There were also two extra add-on cards: a SCSI controller (which I have no real use for at the moment, but it's nice to have in case I run into more SCSI stuff outside of the 6500) and a Sonnet Tempo Trio, the latter of which I moved to the 6500 just so it has USB and FireWire for a change. When you've only got two PCI slots to work with, make them count!
After a bit of HDD shuffling, I gave the Unsupported G4 image a shot here. Sure enough, it works like a charm - who says that you can't boot OS 9 on a FW800 MDD now?
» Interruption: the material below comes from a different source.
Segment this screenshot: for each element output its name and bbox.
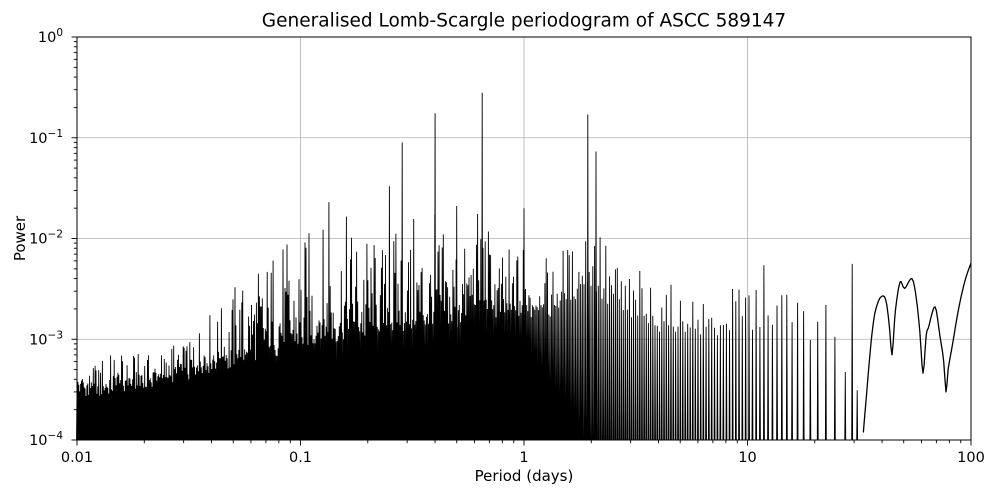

I just need to get all my OS 9 apps and stuff onto it, and with the 6500 bearing the Tango Trio with FW400 now, I think I can work something out with Target Disk Mode.
So now I'm here, typing up this post on that MDD G4. I still need to do a few more tweaks for this machine to fulfill its purpose of being the one-stop-shop for PowerPC-era Mac gaming - for starters, AGP card with Core Image (was going to use a spare Radeon 9800 Pro 'til I saw how badly it artifacted during POST despite being in storage for years), PCI card with full QD3D RAVE/OpenGL acceleration under OS 9. It might not result in the absolute best OS 9 gaming performance that way, but my outlook is that anything that needs a faster graphics card is going to also run on OS X, and better to boot.
And yes, I did just put the words "Mac" and "gaming" next to each other. It's a subject that gets overlooked due to Apple having historically overpriced and underpowered hardware, alongside most computer games only getting Windows releases. Well, there's a few Mac OS exclusives out there, surprisingly, and some of the ports like X-Wing/TIE Fighter are said to be the best versions overall (in that case, high-res graphics while keeping iMUSE dynamic MIDI music). Someone needs to document all this!
Also, about OS X macOS today... I've also fiddled a bit with Hackintoshing my main desktop (a powerhouse i7-4770K 4.6 GHz/32 GB DDR3-2400/GTX 980 build that serves as my primary computer), and it surprisingly works! Helped me burn some functional OS 9 CDs for my 6500, too - something I wouldn't dare try under Windows.
But El Capitan and Sierra... argh, they don't feel like the Mac OS X I knew at all. Too many questionable iOS-esque design decisions, like fullscreen apps that get treated like a separate virtual desktop and thus don't show up in Expose Mission Control like other windows, a Launchpad where opening the Applications folder in the Finder should've been sufficient, etc. To me, they're OSes I can run for the modern Mac experience, but it just feels pointless when I can do just about everything better in Windows, particularly the purpose for which that system was built. Yeah, go ahead, call me a heretic if you want, that's just my preference.
And that's why I have the 6500 and MDD G4 now - they actually provide something that my fleet of Windows PCs can't, that being compatibility with a long legacy of old Macintosh software. Some might say that SheepShaver is good enough, but for me, it's not even close. Classic Mode is lightyears ahead of SheepShaver, and even that's still not as good as booting OS 9 natively!
Hey, maybe I'll make a DAW out of it eventually if I ever find myself so musically inclined. This forum at least tempts me to try.